Presented by: Ya Lea Wang
View Abstract
Viruses are important but often overlooked members of most microbial communities, including the human gut, where many remain uncharacterized. This is due to a combination of both computational and experimental limitations: viral nucleotides are difficult to enrich and extract, and once sequenced, their uniqueness and rapid evolutionary divergence can make them difficult to classify. The limitations of high-throughput sequencing approaches to address this have been noted previously, but to our knowledge, no study has evaluated the efficiency of specific protocols for retaining viral nucleotides from a community while depleting non-viral members.

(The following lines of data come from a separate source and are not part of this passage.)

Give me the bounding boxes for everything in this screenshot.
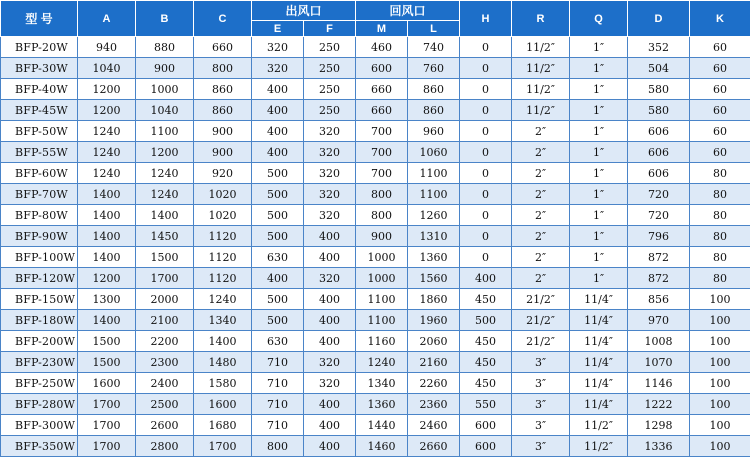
cell-f: 250	[304, 58, 356, 79]
cell-a: 1400	[78, 184, 136, 205]
cell-q: 11/4″	[570, 394, 628, 415]
table-row	[1, 142, 750, 163]
cell-c: 1240	[194, 289, 252, 310]
cell-e: 630	[252, 247, 304, 268]
cell-f: 250	[304, 37, 356, 58]
cell-l: 1860	[408, 289, 460, 310]
cell-a: 1400	[78, 310, 136, 331]
cell-b: 1000	[136, 79, 194, 100]
cell-l: 2460	[408, 415, 460, 436]
cell-model: BFP-350W	[1, 436, 78, 457]
cell-q: 1″	[570, 268, 628, 289]
cell-e: 800	[252, 436, 304, 457]
cell-k: 100	[690, 436, 750, 457]
cell-d: 872	[628, 247, 690, 268]
cell-q: 1″	[570, 100, 628, 121]
header-outlet: 出风口	[252, 1, 356, 21]
table-row	[1, 205, 750, 226]
cell-c: 920	[194, 163, 252, 184]
cell-model: BFP-100W	[1, 247, 78, 268]
cell-q: 11/4″	[570, 373, 628, 394]
cell-r: 3″	[512, 352, 570, 373]
cell-m: 1160	[356, 331, 408, 352]
cell-k: 80	[690, 226, 750, 247]
cell-e: 710	[252, 415, 304, 436]
cell-a: 1400	[78, 205, 136, 226]
cell-f: 320	[304, 163, 356, 184]
cell-h: 0	[460, 247, 512, 268]
cell-m: 1100	[356, 289, 408, 310]
cell-m: 1000	[356, 247, 408, 268]
cell-d: 1008	[628, 331, 690, 352]
cell-e: 500	[252, 226, 304, 247]
cell-b: 900	[136, 58, 194, 79]
cell-model: BFP-55W	[1, 142, 78, 163]
cell-d: 580	[628, 79, 690, 100]
table-body	[1, 37, 750, 457]
cell-f: 320	[304, 205, 356, 226]
cell-k: 60	[690, 100, 750, 121]
cell-m: 1240	[356, 352, 408, 373]
cell-h: 450	[460, 289, 512, 310]
cell-q: 1″	[570, 37, 628, 58]
cell-f: 400	[304, 247, 356, 268]
cell-k: 80	[690, 184, 750, 205]
cell-m: 700	[356, 163, 408, 184]
cell-a: 1200	[78, 268, 136, 289]
table-row	[1, 79, 750, 100]
cell-b: 1700	[136, 268, 194, 289]
cell-h: 0	[460, 142, 512, 163]
cell-h: 600	[460, 415, 512, 436]
table-row	[1, 268, 750, 289]
cell-f: 250	[304, 100, 356, 121]
cell-r: 21/2″	[512, 289, 570, 310]
cell-model: BFP-230W	[1, 352, 78, 373]
cell-q: 1″	[570, 247, 628, 268]
cell-f: 400	[304, 394, 356, 415]
cell-q: 1″	[570, 79, 628, 100]
cell-k: 60	[690, 79, 750, 100]
cell-a: 1500	[78, 331, 136, 352]
cell-model: BFP-80W	[1, 205, 78, 226]
cell-a: 1700	[78, 394, 136, 415]
cell-h: 0	[460, 37, 512, 58]
cell-c: 1120	[194, 226, 252, 247]
table-row	[1, 226, 750, 247]
cell-r: 2″	[512, 163, 570, 184]
header-r: R	[512, 1, 570, 37]
cell-d: 856	[628, 289, 690, 310]
cell-k: 100	[690, 331, 750, 352]
cell-c: 660	[194, 37, 252, 58]
cell-e: 320	[252, 37, 304, 58]
cell-model: BFP-30W	[1, 58, 78, 79]
cell-m: 800	[356, 205, 408, 226]
cell-b: 1040	[136, 100, 194, 121]
cell-l: 1960	[408, 310, 460, 331]
cell-l: 2360	[408, 394, 460, 415]
cell-r: 2″	[512, 205, 570, 226]
cell-e: 500	[252, 310, 304, 331]
cell-q: 11/4″	[570, 352, 628, 373]
cell-d: 796	[628, 226, 690, 247]
cell-a: 1700	[78, 415, 136, 436]
cell-model: BFP-50W	[1, 121, 78, 142]
cell-l: 1060	[408, 142, 460, 163]
cell-e: 500	[252, 184, 304, 205]
cell-l: 1360	[408, 247, 460, 268]
cell-k: 100	[690, 415, 750, 436]
cell-c: 1580	[194, 373, 252, 394]
cell-e: 500	[252, 205, 304, 226]
cell-c: 1120	[194, 268, 252, 289]
header-c: C	[194, 1, 252, 37]
cell-b: 1240	[136, 163, 194, 184]
cell-model: BFP-200W	[1, 331, 78, 352]
table-row	[1, 373, 750, 394]
cell-a: 1040	[78, 58, 136, 79]
cell-d: 606	[628, 142, 690, 163]
table-row	[1, 184, 750, 205]
cell-b: 1450	[136, 226, 194, 247]
cell-h: 600	[460, 436, 512, 457]
cell-r: 2″	[512, 226, 570, 247]
table-row	[1, 121, 750, 142]
cell-d: 1336	[628, 436, 690, 457]
cell-l: 760	[408, 58, 460, 79]
cell-f: 400	[304, 415, 356, 436]
cell-r: 3″	[512, 394, 570, 415]
cell-q: 1″	[570, 226, 628, 247]
cell-d: 872	[628, 268, 690, 289]
cell-c: 900	[194, 142, 252, 163]
cell-a: 1300	[78, 289, 136, 310]
cell-m: 1460	[356, 436, 408, 457]
cell-f: 320	[304, 373, 356, 394]
header-f: F	[304, 21, 356, 37]
cell-h: 0	[460, 79, 512, 100]
cell-l: 2260	[408, 373, 460, 394]
cell-a: 1600	[78, 373, 136, 394]
cell-c: 1480	[194, 352, 252, 373]
header-q: Q	[570, 1, 628, 37]
header-b: B	[136, 1, 194, 37]
header-e: E	[252, 21, 304, 37]
cell-k: 60	[690, 37, 750, 58]
cell-k: 80	[690, 205, 750, 226]
cell-k: 80	[690, 268, 750, 289]
cell-h: 0	[460, 205, 512, 226]
cell-r: 2″	[512, 121, 570, 142]
table-row	[1, 100, 750, 121]
cell-e: 400	[252, 121, 304, 142]
cell-d: 352	[628, 37, 690, 58]
cell-model: BFP-180W	[1, 310, 78, 331]
cell-k: 100	[690, 310, 750, 331]
cell-a: 1200	[78, 100, 136, 121]
cell-r: 11/2″	[512, 37, 570, 58]
cell-r: 21/2″	[512, 331, 570, 352]
cell-l: 960	[408, 121, 460, 142]
cell-model: BFP-60W	[1, 163, 78, 184]
header-l: L	[408, 21, 460, 37]
cell-r: 3″	[512, 436, 570, 457]
cell-model: BFP-120W	[1, 268, 78, 289]
cell-e: 500	[252, 289, 304, 310]
cell-d: 580	[628, 100, 690, 121]
cell-k: 100	[690, 352, 750, 373]
cell-q: 11/4″	[570, 310, 628, 331]
header-a: A	[78, 1, 136, 37]
cell-b: 2300	[136, 352, 194, 373]
cell-f: 400	[304, 226, 356, 247]
cell-q: 11/2″	[570, 415, 628, 436]
cell-e: 630	[252, 331, 304, 352]
cell-e: 320	[252, 58, 304, 79]
table-row	[1, 289, 750, 310]
cell-l: 1100	[408, 184, 460, 205]
cell-e: 400	[252, 79, 304, 100]
cell-r: 2″	[512, 142, 570, 163]
cell-e: 710	[252, 394, 304, 415]
cell-h: 400	[460, 268, 512, 289]
cell-f: 250	[304, 79, 356, 100]
cell-h: 450	[460, 331, 512, 352]
cell-r: 2″	[512, 184, 570, 205]
cell-d: 606	[628, 163, 690, 184]
cell-m: 1440	[356, 415, 408, 436]
cell-e: 400	[252, 268, 304, 289]
cell-c: 1120	[194, 247, 252, 268]
cell-k: 80	[690, 247, 750, 268]
header-h: H	[460, 1, 512, 37]
cell-h: 0	[460, 226, 512, 247]
cell-l: 740	[408, 37, 460, 58]
table-row	[1, 58, 750, 79]
cell-l: 1310	[408, 226, 460, 247]
table-row	[1, 310, 750, 331]
cell-a: 940	[78, 37, 136, 58]
header-d: D	[628, 1, 690, 37]
cell-k: 60	[690, 58, 750, 79]
cell-b: 1100	[136, 121, 194, 142]
cell-m: 900	[356, 226, 408, 247]
cell-b: 2100	[136, 310, 194, 331]
cell-r: 21/2″	[512, 310, 570, 331]
cell-a: 1400	[78, 226, 136, 247]
cell-d: 1298	[628, 415, 690, 436]
table-row	[1, 37, 750, 58]
cell-m: 700	[356, 121, 408, 142]
cell-h: 550	[460, 394, 512, 415]
cell-e: 710	[252, 352, 304, 373]
cell-q: 11/2″	[570, 436, 628, 457]
cell-m: 660	[356, 100, 408, 121]
cell-a: 1200	[78, 79, 136, 100]
cell-q: 1″	[570, 205, 628, 226]
cell-h: 0	[460, 163, 512, 184]
table-row	[1, 415, 750, 436]
cell-b: 2400	[136, 373, 194, 394]
cell-d: 970	[628, 310, 690, 331]
cell-c: 1600	[194, 394, 252, 415]
cell-h: 0	[460, 58, 512, 79]
cell-a: 1700	[78, 436, 136, 457]
cell-r: 2″	[512, 268, 570, 289]
header-k: K	[690, 1, 750, 37]
header-model: 型 号	[1, 1, 78, 37]
cell-r: 11/2″	[512, 58, 570, 79]
cell-a: 1400	[78, 247, 136, 268]
cell-f: 400	[304, 331, 356, 352]
cell-h: 450	[460, 352, 512, 373]
cell-f: 320	[304, 184, 356, 205]
table-row	[1, 352, 750, 373]
cell-q: 1″	[570, 142, 628, 163]
cell-c: 860	[194, 100, 252, 121]
cell-k: 100	[690, 394, 750, 415]
header-return: 回风口	[356, 1, 460, 21]
table-row	[1, 436, 750, 457]
cell-c: 800	[194, 58, 252, 79]
cell-r: 11/2″	[512, 79, 570, 100]
cell-b: 1200	[136, 142, 194, 163]
cell-model: BFP-280W	[1, 394, 78, 415]
cell-m: 1360	[356, 394, 408, 415]
cell-c: 1020	[194, 184, 252, 205]
cell-q: 1″	[570, 184, 628, 205]
cell-r: 3″	[512, 415, 570, 436]
cell-q: 11/4″	[570, 289, 628, 310]
cell-q: 11/4″	[570, 331, 628, 352]
cell-m: 700	[356, 142, 408, 163]
cell-q: 1″	[570, 163, 628, 184]
cell-f: 400	[304, 436, 356, 457]
cell-c: 1020	[194, 205, 252, 226]
cell-model: BFP-40W	[1, 79, 78, 100]
table-row	[1, 247, 750, 268]
cell-h: 450	[460, 373, 512, 394]
cell-model: BFP-250W	[1, 373, 78, 394]
cell-e: 400	[252, 100, 304, 121]
cell-model: BFP-70W	[1, 184, 78, 205]
cell-d: 1222	[628, 394, 690, 415]
cell-d: 720	[628, 184, 690, 205]
cell-k: 100	[690, 373, 750, 394]
cell-k: 60	[690, 142, 750, 163]
cell-m: 800	[356, 184, 408, 205]
cell-a: 1500	[78, 352, 136, 373]
cell-q: 1″	[570, 58, 628, 79]
table-row	[1, 163, 750, 184]
cell-c: 1340	[194, 310, 252, 331]
cell-b: 2500	[136, 394, 194, 415]
cell-m: 660	[356, 79, 408, 100]
cell-e: 400	[252, 142, 304, 163]
cell-b: 880	[136, 37, 194, 58]
header-m: M	[356, 21, 408, 37]
cell-m: 1100	[356, 310, 408, 331]
cell-f: 400	[304, 289, 356, 310]
table-row	[1, 331, 750, 352]
cell-d: 1146	[628, 373, 690, 394]
cell-e: 710	[252, 373, 304, 394]
cell-a: 1240	[78, 121, 136, 142]
cell-c: 900	[194, 121, 252, 142]
cell-r: 2″	[512, 247, 570, 268]
cell-l: 860	[408, 79, 460, 100]
table-row	[1, 394, 750, 415]
cell-m: 460	[356, 37, 408, 58]
cell-h: 0	[460, 184, 512, 205]
cell-model: BFP-90W	[1, 226, 78, 247]
cell-f: 320	[304, 268, 356, 289]
cell-m: 1000	[356, 268, 408, 289]
cell-b: 2600	[136, 415, 194, 436]
cell-h: 0	[460, 100, 512, 121]
cell-l: 2660	[408, 436, 460, 457]
cell-l: 860	[408, 100, 460, 121]
cell-l: 2160	[408, 352, 460, 373]
cell-h: 500	[460, 310, 512, 331]
cell-b: 2800	[136, 436, 194, 457]
cell-c: 1680	[194, 415, 252, 436]
cell-model: BFP-150W	[1, 289, 78, 310]
cell-c: 1400	[194, 331, 252, 352]
cell-b: 2000	[136, 289, 194, 310]
cell-r: 3″	[512, 373, 570, 394]
cell-model: BFP-300W	[1, 415, 78, 436]
cell-a: 1240	[78, 163, 136, 184]
cell-c: 860	[194, 79, 252, 100]
cell-l: 1560	[408, 268, 460, 289]
cell-m: 600	[356, 58, 408, 79]
cell-l: 2060	[408, 331, 460, 352]
cell-k: 80	[690, 163, 750, 184]
cell-k: 60	[690, 121, 750, 142]
cell-d: 720	[628, 205, 690, 226]
cell-b: 2200	[136, 331, 194, 352]
cell-c: 1700	[194, 436, 252, 457]
cell-l: 1260	[408, 205, 460, 226]
cell-a: 1240	[78, 142, 136, 163]
cell-d: 504	[628, 58, 690, 79]
cell-f: 320	[304, 352, 356, 373]
cell-model: BFP-45W	[1, 100, 78, 121]
cell-m: 1340	[356, 373, 408, 394]
cell-k: 100	[690, 289, 750, 310]
cell-f: 320	[304, 121, 356, 142]
cell-q: 1″	[570, 121, 628, 142]
cell-l: 1100	[408, 163, 460, 184]
cell-b: 1240	[136, 184, 194, 205]
cell-model: BFP-20W	[1, 37, 78, 58]
cell-d: 1070	[628, 352, 690, 373]
cell-b: 1400	[136, 205, 194, 226]
cell-f: 320	[304, 142, 356, 163]
cell-h: 0	[460, 121, 512, 142]
cell-r: 11/2″	[512, 100, 570, 121]
cell-f: 400	[304, 310, 356, 331]
cell-e: 500	[252, 163, 304, 184]
cell-d: 606	[628, 121, 690, 142]
cell-b: 1500	[136, 247, 194, 268]
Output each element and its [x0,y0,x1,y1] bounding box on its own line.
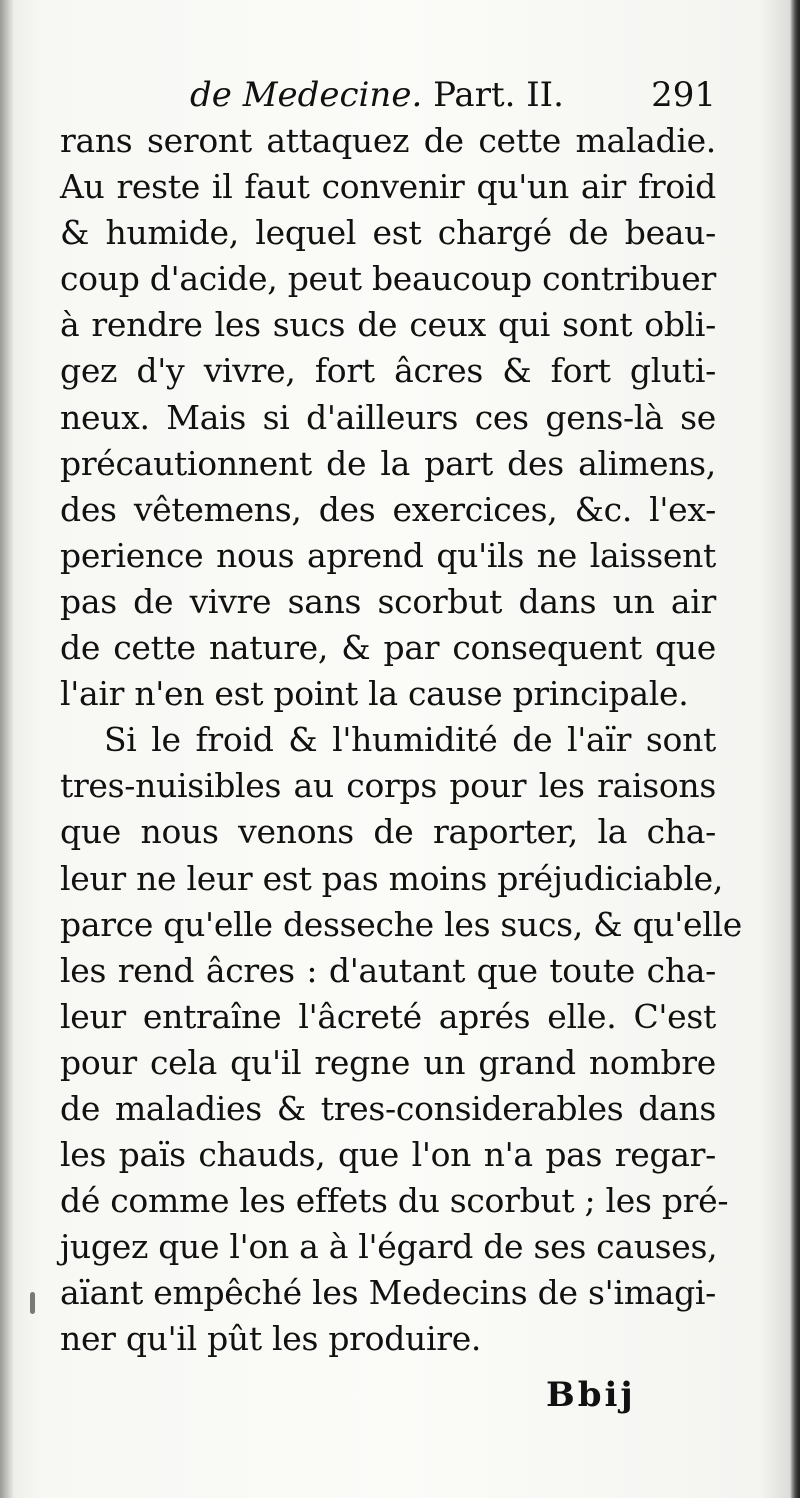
text-line: rans seront attaquez de cette maladie. [60,121,716,160]
body-text [60,118,742,1363]
paragraph [60,717,742,1362]
text-line: coup d'acide, peut beaucoup contribuer [60,259,716,299]
text-line: jugez que l'on a à l'égard de ses causes, [60,1227,718,1267]
paragraph [60,118,716,717]
running-head-title-roman: Part. II. [422,75,564,115]
text-line: & humide, lequel est chargé de beau- [60,213,716,253]
running-head-title-italic: de Medecine. [190,75,423,115]
text-line: gez d'y vivre, fort âcres & fort gluti- [60,351,716,391]
text-line: les rend âcres : d'autant que toute cha- [60,950,716,990]
text-line: parce qu'elle desseche les sucs, & qu'elle [60,904,742,944]
text-line: Au reste il faut convenir qu'un air froid [60,167,716,207]
text-line: pas de vivre sans scorbut dans un air [60,581,716,621]
text-line: aïant empêché les Medecins de s'imagi- [60,1273,716,1313]
running-head [60,70,716,120]
page-edge [790,0,800,1498]
text-line: des vêtemens, des exercices, &c. l'ex- [60,489,716,529]
text-line: leur entraîne l'âcreté aprés elle. C'est [60,996,716,1036]
text-line: de maladies & tres-considerables dans [60,1088,716,1128]
text-line: perience nous aprend qu'ils ne laissent [60,535,716,575]
text-line: précautionnent de la part des alimens, [60,443,716,483]
text-line: que nous venons de raporter, la cha- [60,812,716,852]
text-line: pour cela qu'il regne un grand nombre [60,1042,716,1082]
text-line: Si le froid & l'humidité de l'aïr sont [104,720,716,760]
signature-mark: Bbij [546,1375,636,1415]
text-line: tres-nuisibles au corps pour les raisons [60,766,716,806]
running-head-title [190,70,564,120]
text-line: leur ne leur est pas moins préjudiciable, [60,858,724,898]
text-line: les païs chauds, que l'on n'a pas regar- [60,1135,716,1175]
gutter-shadow [0,0,14,1498]
page-number: 291 [651,75,716,115]
text-line: dé comme les effets du scorbut ; les pré- [60,1181,729,1221]
text-line: l'air n'en est point la cause principale. [60,674,689,714]
text-line: ner qu'il pût les produire. [60,1319,482,1359]
text-line: à rendre les sucs de ceux qui sont obli- [60,305,716,345]
text-line: neux. Mais si d'ailleurs ces gens-là se [60,397,716,437]
ink-speck [30,1292,35,1314]
text-line: de cette nature, & par consequent que [60,628,716,668]
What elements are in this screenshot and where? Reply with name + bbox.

Here, we present our work benchmarking varied experimental protocols to isolate virus-like particles (VLP) from gut microbial communities. Different experimental parameters drawn from multiple previous studies were evaluated to develop an optimized protocol, which was further validated in mock communities (viruses representing common gut viral families) and in spiked stool samples. The optimized VLP isolation protocol efficiently reduced bacterial signals below the limit of detection in mock viral communities. In spiked stool samples, the protocol depleted bacterial signals by approximately 100-fold – although, notably, this still left non-viral nucleotides in the majority in many cases. Different viral clades were also differentially affected by changes in experimental parameters, leading to bias relative to the ground truth. We thus provide a standardized and optimized protocol for gut VLP isolation, with known limits of detection and differential extraction efficiency among potential viral targets.
We are currently carrying out analysis of metagenomic and metatranscriptomic sequencing from VLP-treated preemie stool samples to evaluate the protocol on real-world samples at scale. We are also continuing to improve BAQLaVa (Bioinformatic Application for Quantification and Labeling of Viral taxonomy), a newly developed integrative computational method for virome profiling. Together, we hope these tools will improve experimental and bioinformatic capabilities for gut virome profiling.